This is the nominative singular case, used to name what you are talking about in a sentence. The association of genders and declensions is accidental. The declension of a noun is determined by the spelling of the word, usually the final vowel of the stem, not its gender or meaning.

As the cases change, the radius declines from a vertical position to a horizontal one, so the process is called declension. The word "case" itself comes from casus, -us or "falling" (fourth declension). Greek geometers thought of the cases of nouns as radii in a circle, with the "independent" nominative and vocative cases a vertical radius, casus recti, with the other cases inclined more and more in the first quadrant, the casus obliqui or dependent cases, that had to lean on something. Subjecting a noun to inflection is called declension. All these words are connected by undergoing the same inflections. There are also pronouns, which merely point out without describing, such as ego (I) or tu (thou). The classification is not exclusive, and one word can be either. The two big classes of nouns are the noun-substantives (usually called simply nouns) that describe a thing, and noun-adjectives (usually called simply adjectives) that describe qualities of things. Each case corresponds to a different role of the word in a sentence, and is very important. Nouns, therefore, are much less complicated than verbs. The endings of nouns show number (singular or plural), gender (masculine, feminine, or neuter), and case (nominative, genitive, dative, accusative, or ablative).

The nominative singular of these adjectives is also often marked for gender in various ways.Ī small class of adjectives follows the "pronomial declension", described below.The phrase in the last lesson says: "Now you are demanding water from pumice," or "blood from a turnip" in the modern vernacular.

The other class for adjectives (called the "third declension") is similar to the third class for nouns, with the important difference that nearly all these adjectives form the ablative singular in -i, not in -e. Neuter adjectives of this class follow the pattern for o class neuter nouns.
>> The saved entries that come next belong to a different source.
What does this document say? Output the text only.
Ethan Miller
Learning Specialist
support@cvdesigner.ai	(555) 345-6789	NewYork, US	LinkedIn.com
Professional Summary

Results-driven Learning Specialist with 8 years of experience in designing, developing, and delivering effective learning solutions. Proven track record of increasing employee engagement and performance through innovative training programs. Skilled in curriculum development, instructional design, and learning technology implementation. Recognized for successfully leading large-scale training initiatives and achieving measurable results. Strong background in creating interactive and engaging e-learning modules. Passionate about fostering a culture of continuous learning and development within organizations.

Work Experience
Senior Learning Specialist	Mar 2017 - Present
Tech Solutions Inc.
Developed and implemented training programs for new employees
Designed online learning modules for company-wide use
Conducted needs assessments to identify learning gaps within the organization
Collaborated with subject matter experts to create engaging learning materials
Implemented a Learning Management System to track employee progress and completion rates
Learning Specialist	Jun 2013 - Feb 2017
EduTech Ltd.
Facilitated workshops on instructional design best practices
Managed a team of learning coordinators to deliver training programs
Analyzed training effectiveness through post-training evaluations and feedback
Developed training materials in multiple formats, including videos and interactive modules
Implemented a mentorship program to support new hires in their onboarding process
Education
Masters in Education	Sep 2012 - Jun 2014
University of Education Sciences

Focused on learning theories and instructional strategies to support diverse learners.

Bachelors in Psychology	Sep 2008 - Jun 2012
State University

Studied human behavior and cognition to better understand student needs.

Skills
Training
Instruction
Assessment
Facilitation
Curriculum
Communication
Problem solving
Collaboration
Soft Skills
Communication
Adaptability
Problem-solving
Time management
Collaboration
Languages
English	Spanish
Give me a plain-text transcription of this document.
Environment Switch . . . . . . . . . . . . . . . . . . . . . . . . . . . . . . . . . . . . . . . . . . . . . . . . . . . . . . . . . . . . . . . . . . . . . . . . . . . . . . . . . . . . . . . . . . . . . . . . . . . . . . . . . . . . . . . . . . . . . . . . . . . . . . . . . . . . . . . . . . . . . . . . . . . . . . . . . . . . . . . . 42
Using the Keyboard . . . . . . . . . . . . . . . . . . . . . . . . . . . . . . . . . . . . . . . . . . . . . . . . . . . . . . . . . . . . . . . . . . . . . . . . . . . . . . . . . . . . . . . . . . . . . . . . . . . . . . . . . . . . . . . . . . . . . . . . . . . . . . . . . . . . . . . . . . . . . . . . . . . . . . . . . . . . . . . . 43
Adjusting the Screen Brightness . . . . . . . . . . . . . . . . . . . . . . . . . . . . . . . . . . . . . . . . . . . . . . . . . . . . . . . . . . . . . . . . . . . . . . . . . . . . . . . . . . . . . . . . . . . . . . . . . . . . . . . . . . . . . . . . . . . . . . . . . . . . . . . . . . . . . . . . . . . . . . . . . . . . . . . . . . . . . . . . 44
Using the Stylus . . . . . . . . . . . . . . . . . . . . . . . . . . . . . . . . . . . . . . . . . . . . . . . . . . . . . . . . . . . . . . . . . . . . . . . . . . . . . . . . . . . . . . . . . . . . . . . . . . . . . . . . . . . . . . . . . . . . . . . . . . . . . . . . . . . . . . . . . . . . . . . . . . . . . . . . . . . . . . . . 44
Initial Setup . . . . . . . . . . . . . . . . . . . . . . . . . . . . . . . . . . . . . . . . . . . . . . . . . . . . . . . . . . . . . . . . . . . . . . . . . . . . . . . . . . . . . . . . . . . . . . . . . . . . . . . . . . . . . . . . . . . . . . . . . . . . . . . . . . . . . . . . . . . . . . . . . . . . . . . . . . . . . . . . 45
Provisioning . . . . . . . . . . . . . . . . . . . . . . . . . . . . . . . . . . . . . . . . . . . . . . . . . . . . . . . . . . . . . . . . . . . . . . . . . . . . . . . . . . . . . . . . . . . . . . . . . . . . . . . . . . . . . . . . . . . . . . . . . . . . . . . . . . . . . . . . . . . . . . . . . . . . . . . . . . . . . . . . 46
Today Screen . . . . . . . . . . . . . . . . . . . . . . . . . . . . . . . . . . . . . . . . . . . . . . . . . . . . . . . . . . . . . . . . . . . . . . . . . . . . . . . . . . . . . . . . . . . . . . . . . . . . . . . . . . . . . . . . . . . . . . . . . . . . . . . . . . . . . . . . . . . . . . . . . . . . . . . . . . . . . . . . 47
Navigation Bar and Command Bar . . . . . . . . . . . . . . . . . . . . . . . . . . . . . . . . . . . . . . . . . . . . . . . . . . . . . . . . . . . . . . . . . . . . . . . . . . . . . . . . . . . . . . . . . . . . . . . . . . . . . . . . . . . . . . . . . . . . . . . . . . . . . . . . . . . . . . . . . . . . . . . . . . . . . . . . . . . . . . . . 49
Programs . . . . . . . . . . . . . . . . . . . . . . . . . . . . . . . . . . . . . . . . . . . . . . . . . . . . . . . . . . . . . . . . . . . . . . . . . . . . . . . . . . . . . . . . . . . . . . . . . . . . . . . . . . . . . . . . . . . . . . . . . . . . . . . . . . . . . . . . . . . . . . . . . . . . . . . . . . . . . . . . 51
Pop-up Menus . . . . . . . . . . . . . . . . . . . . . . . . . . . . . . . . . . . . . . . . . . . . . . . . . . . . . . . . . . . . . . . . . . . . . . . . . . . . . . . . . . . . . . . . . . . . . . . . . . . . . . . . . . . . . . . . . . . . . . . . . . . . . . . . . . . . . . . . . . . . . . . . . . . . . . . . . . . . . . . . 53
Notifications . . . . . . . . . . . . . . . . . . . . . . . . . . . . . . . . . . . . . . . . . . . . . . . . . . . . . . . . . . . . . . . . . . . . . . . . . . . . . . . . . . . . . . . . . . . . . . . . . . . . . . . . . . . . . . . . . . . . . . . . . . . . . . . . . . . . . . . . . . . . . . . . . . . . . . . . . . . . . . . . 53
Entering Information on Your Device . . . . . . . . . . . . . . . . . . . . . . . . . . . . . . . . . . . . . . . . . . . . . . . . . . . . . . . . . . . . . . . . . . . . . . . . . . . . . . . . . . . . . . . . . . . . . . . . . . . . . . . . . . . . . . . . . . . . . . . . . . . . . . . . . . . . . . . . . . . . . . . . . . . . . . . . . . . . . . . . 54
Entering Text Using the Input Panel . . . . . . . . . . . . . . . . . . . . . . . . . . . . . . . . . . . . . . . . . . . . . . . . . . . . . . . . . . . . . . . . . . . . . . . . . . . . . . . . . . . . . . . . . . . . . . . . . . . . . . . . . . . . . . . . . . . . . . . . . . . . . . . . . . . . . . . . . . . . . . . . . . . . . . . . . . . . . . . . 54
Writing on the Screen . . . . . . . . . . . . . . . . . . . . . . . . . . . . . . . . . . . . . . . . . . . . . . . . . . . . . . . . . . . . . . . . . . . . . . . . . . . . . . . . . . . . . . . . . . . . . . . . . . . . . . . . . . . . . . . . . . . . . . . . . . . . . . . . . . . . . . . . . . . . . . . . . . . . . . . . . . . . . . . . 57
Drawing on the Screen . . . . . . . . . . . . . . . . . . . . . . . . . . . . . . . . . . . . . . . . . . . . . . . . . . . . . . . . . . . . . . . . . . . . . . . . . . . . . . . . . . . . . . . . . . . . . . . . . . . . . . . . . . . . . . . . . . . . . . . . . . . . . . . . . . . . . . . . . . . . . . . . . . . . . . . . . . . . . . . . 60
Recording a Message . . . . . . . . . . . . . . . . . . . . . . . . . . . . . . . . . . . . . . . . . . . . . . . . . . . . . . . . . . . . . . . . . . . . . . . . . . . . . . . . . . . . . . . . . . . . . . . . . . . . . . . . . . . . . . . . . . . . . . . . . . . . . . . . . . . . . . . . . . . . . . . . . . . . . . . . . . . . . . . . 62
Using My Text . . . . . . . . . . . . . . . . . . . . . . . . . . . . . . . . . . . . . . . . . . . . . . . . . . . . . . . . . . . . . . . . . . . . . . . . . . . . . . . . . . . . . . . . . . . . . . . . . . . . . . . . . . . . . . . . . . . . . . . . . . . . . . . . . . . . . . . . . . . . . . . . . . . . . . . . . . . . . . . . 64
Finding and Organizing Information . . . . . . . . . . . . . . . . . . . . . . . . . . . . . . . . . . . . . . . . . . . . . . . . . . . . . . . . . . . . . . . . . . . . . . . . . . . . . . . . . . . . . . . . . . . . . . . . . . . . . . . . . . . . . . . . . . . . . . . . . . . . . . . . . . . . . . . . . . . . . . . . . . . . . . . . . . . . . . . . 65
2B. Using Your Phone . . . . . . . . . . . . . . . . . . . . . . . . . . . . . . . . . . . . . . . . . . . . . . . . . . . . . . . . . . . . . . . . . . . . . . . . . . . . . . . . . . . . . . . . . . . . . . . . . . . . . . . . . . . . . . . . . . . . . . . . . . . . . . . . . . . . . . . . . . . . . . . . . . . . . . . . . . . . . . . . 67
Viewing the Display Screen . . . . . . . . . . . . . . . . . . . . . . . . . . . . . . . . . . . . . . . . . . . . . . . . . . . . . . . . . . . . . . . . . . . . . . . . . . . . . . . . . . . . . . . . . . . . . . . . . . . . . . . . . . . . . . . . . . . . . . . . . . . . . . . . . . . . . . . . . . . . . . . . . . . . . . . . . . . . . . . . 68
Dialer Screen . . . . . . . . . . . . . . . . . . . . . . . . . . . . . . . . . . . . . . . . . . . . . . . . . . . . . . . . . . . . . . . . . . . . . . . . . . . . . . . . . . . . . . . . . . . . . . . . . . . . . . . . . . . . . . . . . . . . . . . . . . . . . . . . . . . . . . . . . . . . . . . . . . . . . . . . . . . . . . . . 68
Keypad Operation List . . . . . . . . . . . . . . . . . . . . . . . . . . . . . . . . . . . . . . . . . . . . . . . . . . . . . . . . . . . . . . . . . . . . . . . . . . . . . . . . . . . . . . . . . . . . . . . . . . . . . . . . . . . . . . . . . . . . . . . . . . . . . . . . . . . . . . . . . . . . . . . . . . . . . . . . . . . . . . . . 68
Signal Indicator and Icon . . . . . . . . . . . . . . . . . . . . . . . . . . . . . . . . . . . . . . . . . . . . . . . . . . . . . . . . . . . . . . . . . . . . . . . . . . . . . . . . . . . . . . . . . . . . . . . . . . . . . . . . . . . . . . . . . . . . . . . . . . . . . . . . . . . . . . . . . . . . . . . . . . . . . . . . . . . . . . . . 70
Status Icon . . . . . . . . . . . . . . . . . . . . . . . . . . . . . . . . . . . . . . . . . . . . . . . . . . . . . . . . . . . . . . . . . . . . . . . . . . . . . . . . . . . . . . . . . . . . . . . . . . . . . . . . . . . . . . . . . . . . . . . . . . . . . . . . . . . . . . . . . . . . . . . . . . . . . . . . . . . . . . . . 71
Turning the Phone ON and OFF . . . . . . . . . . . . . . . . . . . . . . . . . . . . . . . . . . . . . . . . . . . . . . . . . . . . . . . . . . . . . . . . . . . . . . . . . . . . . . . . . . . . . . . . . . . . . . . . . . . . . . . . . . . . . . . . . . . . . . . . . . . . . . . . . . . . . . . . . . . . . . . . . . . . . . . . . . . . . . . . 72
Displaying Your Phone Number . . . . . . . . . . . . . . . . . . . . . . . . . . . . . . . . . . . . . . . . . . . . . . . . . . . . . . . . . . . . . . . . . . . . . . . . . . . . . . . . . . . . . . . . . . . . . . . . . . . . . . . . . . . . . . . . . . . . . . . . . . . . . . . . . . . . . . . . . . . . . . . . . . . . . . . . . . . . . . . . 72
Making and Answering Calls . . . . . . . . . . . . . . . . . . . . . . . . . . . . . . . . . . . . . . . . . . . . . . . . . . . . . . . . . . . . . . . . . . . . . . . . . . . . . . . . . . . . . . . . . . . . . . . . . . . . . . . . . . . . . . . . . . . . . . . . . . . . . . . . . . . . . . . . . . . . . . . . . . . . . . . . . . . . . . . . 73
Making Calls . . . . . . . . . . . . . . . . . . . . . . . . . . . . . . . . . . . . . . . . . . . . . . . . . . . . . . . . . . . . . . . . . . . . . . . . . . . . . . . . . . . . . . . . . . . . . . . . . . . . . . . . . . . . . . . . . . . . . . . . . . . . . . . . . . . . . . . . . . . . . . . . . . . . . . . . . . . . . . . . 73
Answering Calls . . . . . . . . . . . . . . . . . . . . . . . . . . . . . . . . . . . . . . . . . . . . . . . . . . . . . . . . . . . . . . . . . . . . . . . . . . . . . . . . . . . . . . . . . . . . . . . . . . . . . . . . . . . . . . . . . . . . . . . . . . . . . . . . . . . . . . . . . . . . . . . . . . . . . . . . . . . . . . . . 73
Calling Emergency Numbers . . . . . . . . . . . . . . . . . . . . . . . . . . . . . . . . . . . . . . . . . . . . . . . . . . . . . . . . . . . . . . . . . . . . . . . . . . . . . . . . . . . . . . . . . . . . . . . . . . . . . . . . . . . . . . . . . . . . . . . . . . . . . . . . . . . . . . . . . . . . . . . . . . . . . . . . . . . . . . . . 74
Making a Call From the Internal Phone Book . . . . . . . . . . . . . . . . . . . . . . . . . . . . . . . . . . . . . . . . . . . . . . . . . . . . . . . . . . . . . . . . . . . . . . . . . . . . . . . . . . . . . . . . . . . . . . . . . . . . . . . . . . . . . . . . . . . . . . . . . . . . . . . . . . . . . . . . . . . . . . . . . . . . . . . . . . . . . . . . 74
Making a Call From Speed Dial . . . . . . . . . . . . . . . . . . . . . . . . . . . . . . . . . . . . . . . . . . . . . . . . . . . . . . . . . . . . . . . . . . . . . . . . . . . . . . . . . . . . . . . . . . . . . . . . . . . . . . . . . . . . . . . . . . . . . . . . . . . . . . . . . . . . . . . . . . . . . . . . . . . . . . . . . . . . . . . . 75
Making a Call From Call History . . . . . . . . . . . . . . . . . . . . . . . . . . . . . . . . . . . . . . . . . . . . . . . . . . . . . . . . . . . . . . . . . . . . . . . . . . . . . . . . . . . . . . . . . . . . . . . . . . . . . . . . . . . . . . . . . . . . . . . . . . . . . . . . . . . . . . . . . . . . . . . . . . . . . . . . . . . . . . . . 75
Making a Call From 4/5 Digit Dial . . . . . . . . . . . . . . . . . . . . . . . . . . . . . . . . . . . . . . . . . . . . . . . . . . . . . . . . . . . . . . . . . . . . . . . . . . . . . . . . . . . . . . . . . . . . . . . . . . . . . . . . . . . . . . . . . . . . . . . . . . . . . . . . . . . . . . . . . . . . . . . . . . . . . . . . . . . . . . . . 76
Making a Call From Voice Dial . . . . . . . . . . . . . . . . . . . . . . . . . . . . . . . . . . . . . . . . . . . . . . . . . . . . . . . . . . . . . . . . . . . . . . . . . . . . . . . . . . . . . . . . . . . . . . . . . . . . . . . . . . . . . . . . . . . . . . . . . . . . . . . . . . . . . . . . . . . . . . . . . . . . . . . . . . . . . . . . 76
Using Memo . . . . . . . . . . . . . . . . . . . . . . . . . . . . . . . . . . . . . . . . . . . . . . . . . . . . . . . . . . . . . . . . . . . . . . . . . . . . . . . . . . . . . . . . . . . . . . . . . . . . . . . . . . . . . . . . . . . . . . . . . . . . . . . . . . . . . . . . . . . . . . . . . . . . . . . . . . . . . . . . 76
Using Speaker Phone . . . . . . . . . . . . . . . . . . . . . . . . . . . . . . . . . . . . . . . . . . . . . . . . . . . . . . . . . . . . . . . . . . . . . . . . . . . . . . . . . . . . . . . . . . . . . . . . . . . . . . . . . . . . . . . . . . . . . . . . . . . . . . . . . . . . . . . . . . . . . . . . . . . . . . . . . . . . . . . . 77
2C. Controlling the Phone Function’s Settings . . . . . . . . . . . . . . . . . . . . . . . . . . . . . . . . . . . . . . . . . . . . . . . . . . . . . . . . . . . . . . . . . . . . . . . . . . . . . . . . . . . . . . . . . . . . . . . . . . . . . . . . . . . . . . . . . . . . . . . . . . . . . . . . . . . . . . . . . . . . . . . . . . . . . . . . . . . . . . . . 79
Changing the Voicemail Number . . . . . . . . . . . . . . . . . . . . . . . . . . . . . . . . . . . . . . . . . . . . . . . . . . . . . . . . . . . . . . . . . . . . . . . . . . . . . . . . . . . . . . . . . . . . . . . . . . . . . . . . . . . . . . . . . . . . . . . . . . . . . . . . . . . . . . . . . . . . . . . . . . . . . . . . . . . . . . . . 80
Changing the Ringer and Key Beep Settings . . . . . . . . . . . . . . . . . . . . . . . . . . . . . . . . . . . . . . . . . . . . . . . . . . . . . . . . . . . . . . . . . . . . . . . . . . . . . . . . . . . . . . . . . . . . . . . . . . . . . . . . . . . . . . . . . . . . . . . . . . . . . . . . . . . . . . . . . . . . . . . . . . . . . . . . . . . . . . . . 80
The first (called the "first and second declension") combines the a and o declensions of nouns, with the a endings added when the adjective is feminine, and the o forms for masculines.
#ACCUSATIVE SINGULAR LATIN ENDINGS FULL#
This declension class is the last to develop in Latin the only nouns that have the full declension are dies and fides.Īdjectives are divided into two declension classes. Finally, some consonantal nouns have the nominative singular ending "-s" (like rex - king, which originally was regs). Of these, some use the raw stem instead (as with sol - sun), and some have a special contracted form (like natio - people, tribe). Some nouns of this class don't have a particular ending for nominative singular. This class comprises nouns whose stem ends in a consonant.

Nouns of this class are divided into two subcategories according to the ending of their stems. Greek words ending in -eus are declined like regular nouns ending in -us, with the single exception that the vocative singular is formed by appending -u to the "stem" (as in Orpheus - Orpheu) These are: gener ( son-in-law), socer ( father-in-law), puer ( boy), vesper ( evening) and liberi ( children - only occurs in plural forms). There are however some words, where the e belongs to the stem proper and can't be omitted. Note that the e in the nominative singular form is just an insertion to ease pronunciation and is omitted in all other forms.